Tuesday, February 20, 2007
Is this how the president "supports the troops?" Our veteran outpatients, our wounded soldiers are shoved off into rat-infested, mold-ridden tenements?!! And they are afraid to speak out? This is a moral imperative. If we can't help our wounded valiant soldiers, home from the battlefield — who have lost legs, arms and brain matter all for Bush's evil war, then how on earth can we call ourselves a civilized nation?
The good news is this: because of two brave journalists, the veterans are being moved immediately, and changes are happening fast.
Dana Priest On Walter Reed Army Medical Center: An ‘Unbelievable’ Story of ‘Neglect’ and ‘Indifference’
Dana Priest and Anne Hull of the Washington Post revealed over the weekend that Walter Reed hospital, once perceived as the “crown jewel of military medicine,” has become “something else entirely — a holding ground for physically and psychologically damaged outpatients.” Priest and Hull snuck in and out of the Walter Reed facilities over the course of four months without the knowledge or permission of hospital officials. They said they wanted to bypass the hospital’s “very well-oiled public relations machine.” Some examples of what they saw:
– The “legions” of injured soldiers housed at the facility “take up every available bed on post and spill into dozens of nearby hotels and apartments leased by the Army.”

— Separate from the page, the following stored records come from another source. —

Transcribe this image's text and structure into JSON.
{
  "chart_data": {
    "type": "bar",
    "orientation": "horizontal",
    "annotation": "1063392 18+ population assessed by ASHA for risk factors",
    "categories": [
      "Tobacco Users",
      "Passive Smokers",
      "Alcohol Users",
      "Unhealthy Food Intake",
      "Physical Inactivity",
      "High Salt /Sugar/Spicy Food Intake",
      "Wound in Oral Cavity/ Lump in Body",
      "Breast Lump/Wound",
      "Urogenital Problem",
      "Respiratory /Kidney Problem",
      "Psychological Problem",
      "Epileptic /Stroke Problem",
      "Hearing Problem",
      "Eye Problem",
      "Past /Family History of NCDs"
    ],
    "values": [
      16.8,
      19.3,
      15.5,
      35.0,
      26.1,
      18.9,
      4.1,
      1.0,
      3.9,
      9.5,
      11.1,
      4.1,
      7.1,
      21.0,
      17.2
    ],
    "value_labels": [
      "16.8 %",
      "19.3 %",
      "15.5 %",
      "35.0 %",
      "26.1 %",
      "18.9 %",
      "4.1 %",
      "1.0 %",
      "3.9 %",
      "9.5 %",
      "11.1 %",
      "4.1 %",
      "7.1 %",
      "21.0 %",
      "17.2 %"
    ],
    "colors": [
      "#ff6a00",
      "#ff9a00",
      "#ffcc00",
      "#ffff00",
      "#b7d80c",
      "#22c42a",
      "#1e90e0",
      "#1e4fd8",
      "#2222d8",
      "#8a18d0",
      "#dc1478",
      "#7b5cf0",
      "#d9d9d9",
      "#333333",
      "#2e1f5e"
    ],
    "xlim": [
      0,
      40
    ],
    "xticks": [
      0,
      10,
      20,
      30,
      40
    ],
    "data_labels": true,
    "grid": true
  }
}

– Building 18 “has been plagued with mold, leaky plumbing and a broken elevator.”
– “The wounded manage other wounded. Soldiers dealing with psychological disorders of their own have been put in charge of others at risk of suicide.”
Next year, the Department of Veterans Affairs health care system expects to treat 263,000 veterans from Iraq and Afghanistan, a number three times what the VA initially projected. "The number of veterans coming into the VA health care system has been rising by about five percent a year, as the number of people returning from Iraq with illnesses or injuries keeps rising." President Bush has promised that our nation would "keep its commitments to those who have risked their lives for our freedom." "We owe them all we can give them," Bush said after a visit to Walter Reed Army Medical Center. "Not only for when they're in harm's way, but when they come home to help them adjust if they have wounds, or help them adjust after their time in service."
The Washington Post reported Saturday that staffers responsible for managing outpatients at Walter Reed have had caseloads of more than 125 patients each. Recovering soldiers face bureaucratic delays, overworked case managers and appalling living conditions, including black mold, cheap mattresses and cockroaches.
"This news is an absolute outrage. And it's shameful. It is absolutely inexcusable that our wounded troops are coming home to such an unprepared and overwhelmed health care system (and please note, Walter Reed is not even a VA facility). Responsibility for this tragedy goes straight to the top. We at IAVA are demanding swift action from the President, Department of Defense and Congress to correct these problems. It is disgraceful that our country has sent troops to war without ensuring adequate care for the wounded."